Kamis, 02 Mei 2019

Suwe Ora Jamu


TEMBANG MACAPAT




MATERI TEMBANG MACAPAT

A.    Sejarah Tembang Macapat
Secara historis, Sastrosupadmo (1974:15) menginformasikan bahwa tembang macapat telah ada sejak zaman Majapahit. Pernyataan ini sebenarnya masih perlu dipertajam lagi, karena pada zaman Majapahit ada sebagian cendekiawan yang berpendapat bahwa saat itu yang lebih berkembang adalah kidung. Akan tetapi memang bukan mustahil jika tembang macapat itu ada sejak 1500 SM. Ketika masyarakat Jawa masih berpaham animisme dan dinamisme. Bahkan boleh jadi tembang macapat merupakan kelanjutan dari bentuk kidung, sehingga pada gilirannya muncul sastra suluk bermetrum macapat (Jumiran, 1996:15).
Sedangkan Poerbatjaraka (Widayati, 1993:1) berpendapat munculnya kidung bersamaan dengan tembang macapat. Lebih lanjut Poerbatjaraka (Suharjendra, 1996:1) menyatakan bahwa tembang macapat muncul sejak zaman kerajaan Demak, kemudian berkembang ke Pajang, Mataram, Surakarta, dan Yogyakarta. Pujangga terakhir yang menggunakan tembang macapat terakhir adalah R.Ng Ranggawarsita.
Salam (1960:2) menyatakan bahwa tembang macapat asmaradana dan pucung adalah ciptaan Sunan Giri. Sedangkan sinom dan kinanthi ialah ciptaan Sunan Muria. Hasyim (1974: 34-35) menambahkan mijil diciptakan oleh Sunan kudus, dhandhanggula oleh Sunan Kalijaga, durma oleh Sunan Bonang, maskumambang oleh Sunan Kudus, pangkur oleh Sunan Drajat, dan gambuh serta megatruh tidak dijelaskan. Lain dengan Poedjasoebroto (1978:194-207) yang menjelaskan pocung dan mijil ciptaan Sunan Gunung Jati, megatruh, gambuh, dan kinanthi ciptaan Sunan Giri, maskumambang ciptaan Sunan Majagung. Persamaannya terleak pada asmaradana, durma, dan dhandhanggula.
Perbedaan pendapat tersebut mengarahkan perhatian cendekiawan Jawa untuk berkesimpulan sementara bahwa tembang macapat diciptakan oleh para wali yang besar perhatiannya terhadap seni Jawa. Sejak itu para Wali yang berjumlah sembilan mulai berkiprah menyebarkan agama islam.

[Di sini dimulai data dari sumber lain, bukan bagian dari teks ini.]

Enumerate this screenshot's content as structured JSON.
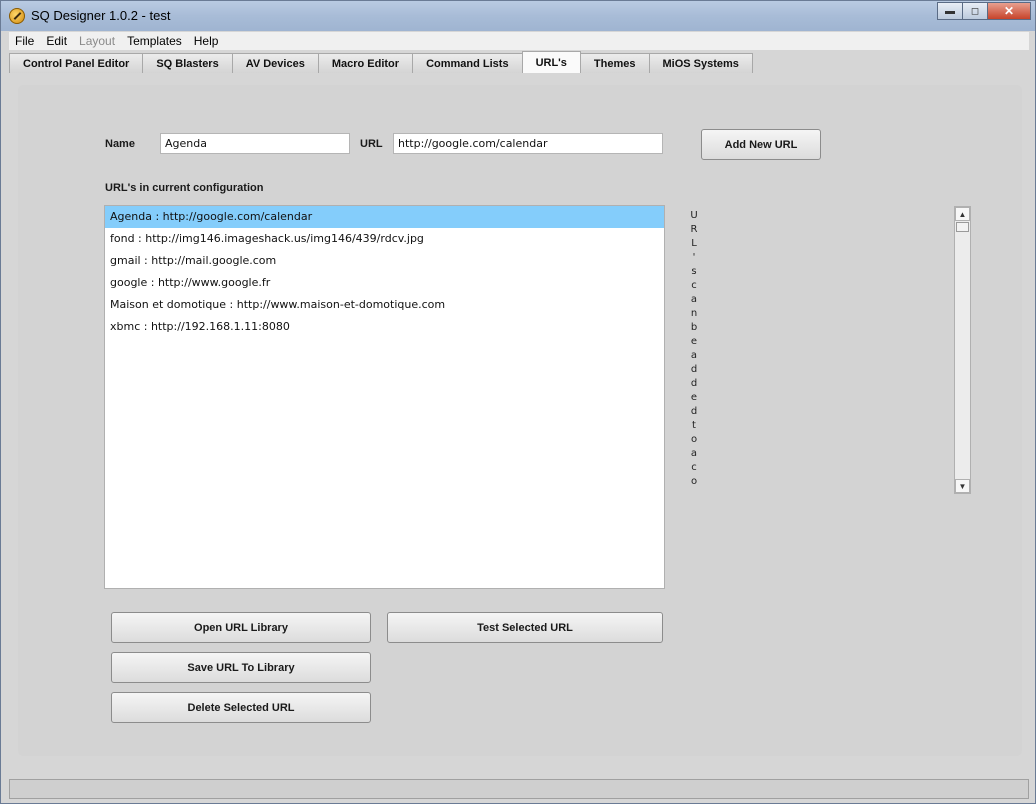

B.     Makna Tembang Macapat
Makna kara macapat semula adalah berkumpul dengan menyuarakan puji-pujian. Makna ini berasal dari jarwa dhosok, macapat yaitu dari kata ma (menuju) dan capet (maya atau ghaib). Artinya puji-pujian kepada yang ghaib yaitu Tuhan. Makna demikian relevan dengan situasi masyarakat Jawa ketika belum masuk agama islam. Sedangkan pada saat agama islam telah berkembang, puji-pujian itu diwujudkan dengan tembang macapat yang berisi rohani, yaitu sastra suluk (jumiran, 1996:3). Kendatipun demikian, memang sulit ditentukan, mungkinkah sastra suluk sebagai tonggak kelahiran tembang macapat.
Makna macapat mengalami pergeseran. Hardjwijono (1994:3) menafsirkan macapat berkaitan dengan cara membaca (melagukan) empat-empat, yaitu perhentian nafas pada emat suku kata-empat suku kata. Dalam hal ini macapat yang membaca empat-empat itu harus diwaca cepet. Yang dimaksud cepat yaitu tidak banyak luk menurut Suharjendra (1960:19).
Penafsiran demikian juga beralasan karena dalam tembang macapat diikat oleh berbagai aturan ketat, seperti guru lagu, guru gatra, dan guru wilangan. (Prabowo, 1992:66-67). Dengan aturan yang ketat ini justru membut tembang macapat semakin digemari orang jawa, yakni tingkeban, kelahiran, dan ultah.
Perkembangan selanjutnya tembang macapat tidak hanya digunakan untuk mengungkapkan sastra Jawa tradisional (laginem, 1992:159) melainkan menurut Darmoatmodjo (1974, Jaya Baya 12 Nonopember) juga dipakai lomba, dengan mengutamakan vokal (cara baca). Kenyataan ini yang mendukung tembang macapat memiliki kedudukan tersendiri dalam masyarakat Jawa (Darusuprapto, 1983:15). Eksistensi demikian dimungkinkan yang membuat tembang macapat masih hidup sampai sekarang (Prabowo, 1993:29).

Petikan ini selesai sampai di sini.